De Minimis (Minimal) Benefits


You can exclude the value of a de minimis benefit you provide to an employee from the employee's wages. A de minimis benefit is any property or service you provide to an employee that has so little value (taking into account how frequently you provide similar benefits to your employees) that accounting for it would be unreasonable or administratively impracticable. Cash and cash equivalent fringe benefits (for example, use of gift card, charge card, or credit card), no matter how little, are never excludable as a de minimis benefit, except for occasional meal money or transportation fare.

Examples of de minimis benefits include the following.


Personal use of an employer-provided cell phone provided primarily for noncompensatory business purposes. See Employer-Provided Cell Phones, later in this section, for details.


Occasional personal use of a company copying machine if you sufficiently control its use so that at least 85% of its use is for business purposes.


Holiday gifts, other than cash, with a low fair market value.


Group-term life insurance payable on the death of an employee's spouse or dependent if the face amount is not more than $2,000.


Meals. See Meals, later in this section, for details.
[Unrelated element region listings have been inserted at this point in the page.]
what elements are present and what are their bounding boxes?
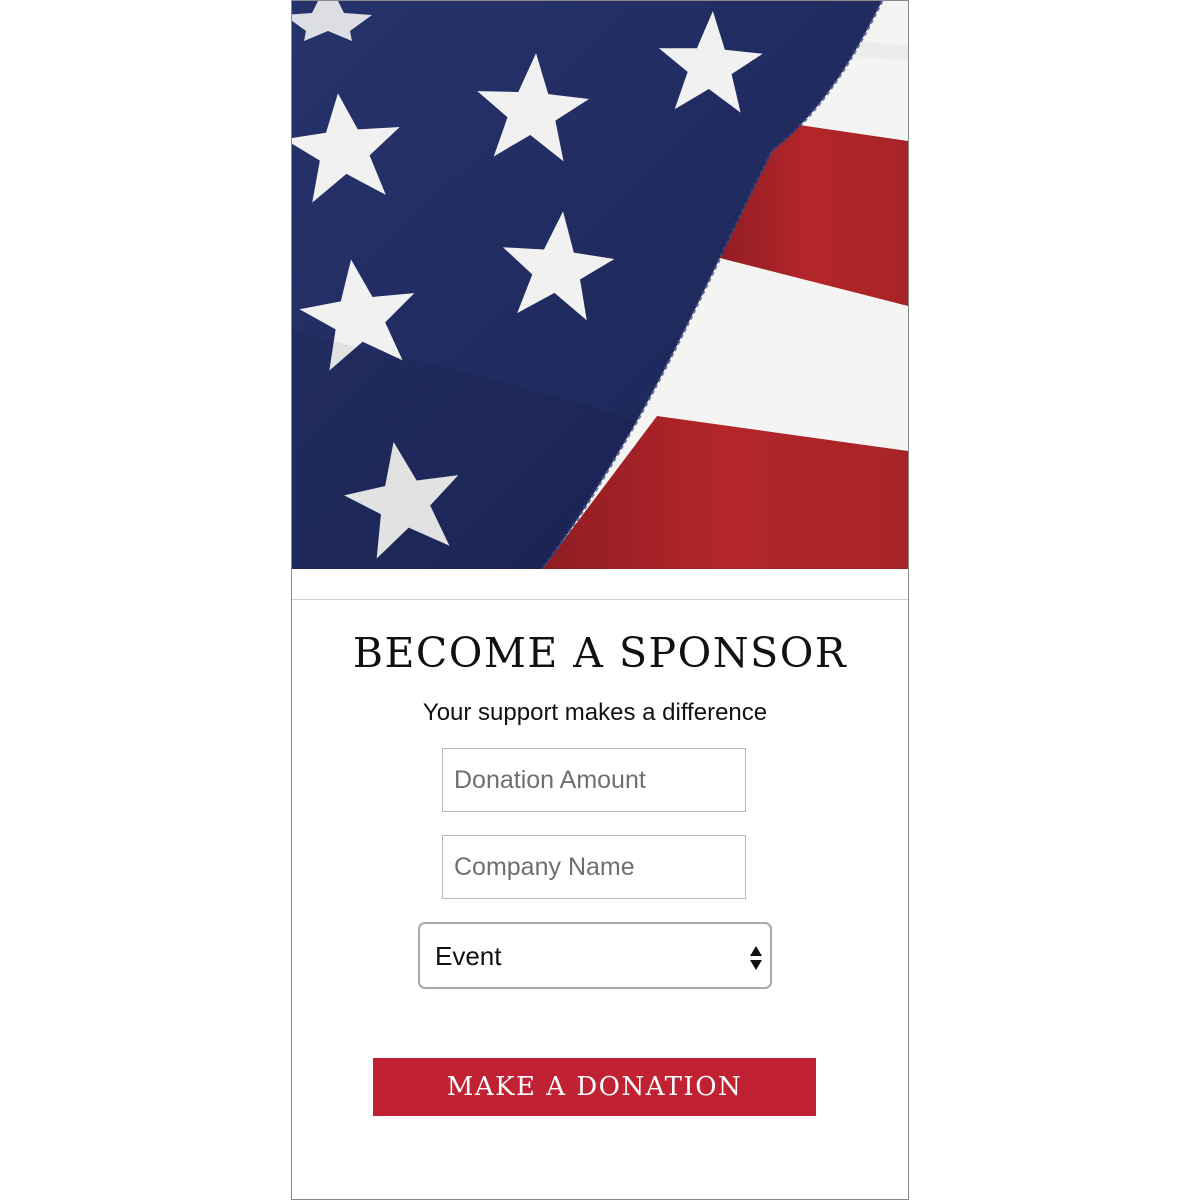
sponsor-card: BECOME A SPONSOR Your support makes a di… xyxy=(291,0,909,1200)
donation-amount-input[interactable] xyxy=(442,748,746,812)
section-divider xyxy=(292,599,908,600)
american-flag-image xyxy=(292,1,908,569)
event-select-value: Event xyxy=(435,941,502,971)
select-arrows-icon xyxy=(750,946,762,970)
flag-hero-image xyxy=(292,1,908,569)
page-subtitle: Your support makes a difference xyxy=(422,699,768,726)
company-name-input[interactable] xyxy=(442,835,746,899)
make-donation-button[interactable]: MAKE A DONATION xyxy=(373,1058,816,1116)
page-title: BECOME A SPONSOR xyxy=(352,629,848,677)
event-select[interactable]: Event xyxy=(418,922,772,989)
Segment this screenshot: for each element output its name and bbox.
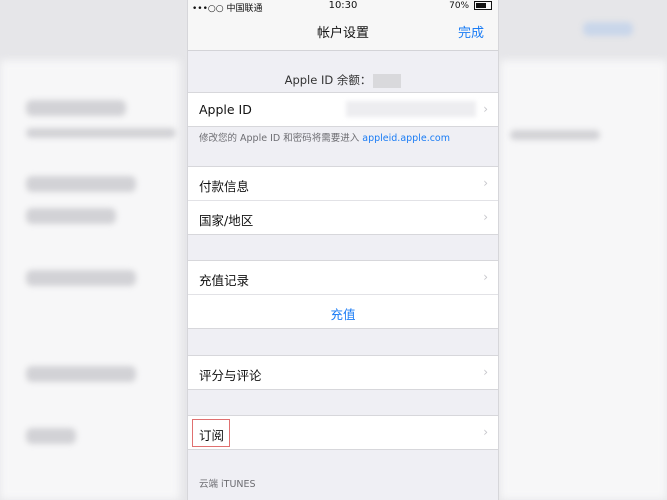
payment-group: 付款信息 › 国家/地区 › — [188, 166, 498, 235]
subscriptions-group: 订阅 › — [188, 415, 498, 450]
apple-id-redacted — [346, 101, 476, 117]
chevron-right-icon: › — [483, 270, 488, 284]
battery-percent: 70% — [449, 1, 470, 11]
chevron-right-icon: › — [483, 210, 488, 224]
apple-id-row[interactable]: Apple ID › — [188, 93, 498, 126]
payment-info-label: 付款信息 — [199, 179, 250, 194]
footnote-text: 修改您的 Apple ID 和密码将需要进入 — [199, 133, 360, 144]
chevron-right-icon: › — [483, 425, 488, 439]
region-row[interactable]: 国家/地区 › — [188, 201, 498, 234]
subscriptions-row[interactable]: 订阅 › — [188, 416, 498, 449]
topup-history-row[interactable]: 充值记录 › — [188, 261, 498, 295]
topup-group: 充值记录 › 充值 — [188, 260, 498, 329]
balance-label: Apple ID 余额： — [284, 73, 372, 87]
subscriptions-label: 订阅 — [199, 428, 225, 443]
battery-icon — [474, 1, 492, 10]
apple-id-balance: Apple ID 余额： — [188, 72, 498, 88]
navigation-bar: 帐户设置 完成 — [188, 14, 498, 51]
chevron-right-icon: › — [483, 176, 488, 190]
page-title: 帐户设置 — [316, 26, 369, 41]
apple-id-label: Apple ID — [199, 102, 252, 117]
payment-info-row[interactable]: 付款信息 › — [188, 167, 498, 201]
battery-indicator: 70% — [449, 1, 492, 11]
done-button[interactable]: 完成 — [458, 22, 484, 41]
ratings-group: 评分与评论 › — [188, 355, 498, 390]
chevron-right-icon: › — [483, 365, 488, 379]
account-group: Apple ID › — [188, 92, 498, 127]
topup-history-label: 充值记录 — [199, 273, 250, 288]
ratings-label: 评分与评论 — [199, 368, 262, 383]
balance-redacted — [373, 73, 402, 88]
topup-label: 充值 — [330, 307, 356, 322]
status-bar: •••○○ 中国联通 10:30 70% — [188, 0, 498, 14]
ratings-row[interactable]: 评分与评论 › — [188, 356, 498, 389]
chevron-right-icon: › — [483, 102, 488, 116]
cloud-itunes-header: 云端 iTUNES — [199, 479, 256, 490]
apple-id-footnote: 修改您的 Apple ID 和密码将需要进入 appleid.apple.com — [199, 130, 450, 144]
topup-button[interactable]: 充值 — [188, 295, 498, 328]
phone-screen: •••○○ 中国联通 10:30 70% 帐户设置 完成 Apple ID 余额… — [187, 0, 499, 500]
region-label: 国家/地区 — [199, 213, 254, 228]
appleid-link[interactable]: appleid.apple.com — [362, 133, 450, 144]
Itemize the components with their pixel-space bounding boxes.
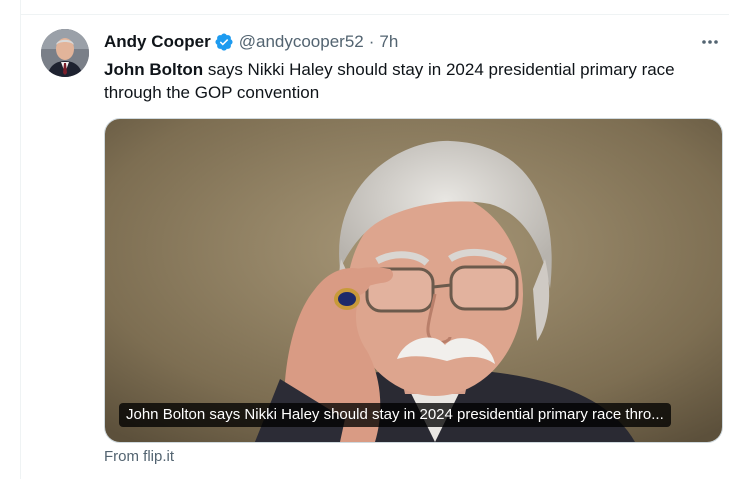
author-name[interactable]: Andy Cooper [104,32,211,52]
card-source-link[interactable]: From flip.it [104,448,174,465]
verified-badge-icon [214,32,234,52]
tweet-header: Andy Cooper @andycooper52 · 7h [104,31,398,53]
author-handle[interactable]: @andycooper52 [239,32,364,52]
tweet[interactable]: Andy Cooper @andycooper52 · 7h John Bolt… [20,15,729,479]
more-options-icon[interactable] [699,31,721,53]
tweet-timestamp[interactable]: 7h [379,32,398,52]
card-image [105,119,722,442]
card-caption: John Bolton says Nikki Haley should stay… [119,403,671,427]
link-card[interactable]: John Bolton says Nikki Haley should stay… [104,118,723,443]
avatar-image [41,29,89,77]
tweet-text-bold: John Bolton [104,60,204,79]
tweet-text: John Bolton says Nikki Haley should stay… [104,58,724,104]
header-separator: · [368,32,375,51]
avatar[interactable] [41,29,89,77]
Occasional parties or picnics for employees and their guests.


Occasional tickets for theater or sporting events.


Transportation fare. See Transportation (Commuting) Benefits, later in this section, for details.




Meals


This section discusses the exclusion rules that apply to de minimis meals and meals on your business premises.





De Minimis Meals


You can exclude any occasional meal or meal money you provide to an employee if it has so little value (taking into account how frequently you provide meals to your employees) that accounting for it would be unreasonable or administratively impracticable. The exclusion applies, for example, to the following items.


Coffee, doughnuts, or soft drinks.


Occasional meals or meal money provided to enable an employee to work overtime. However, the exclusion does not apply to meal money figured on the basis of hours worked.


Occasional parties or picnics for employees and their guests.




This exclusion also applies to meals you provide at an employer-operated eating facility for employees if the annual revenue from the facility equals or exceeds the direct costs of the facility. For this purpose, your revenue from providing a meal is considered equal to the facility's direct operating costs to provide that meal if its value can be excluded from an employee's wages as explained under Meals on Your Business Premises, later.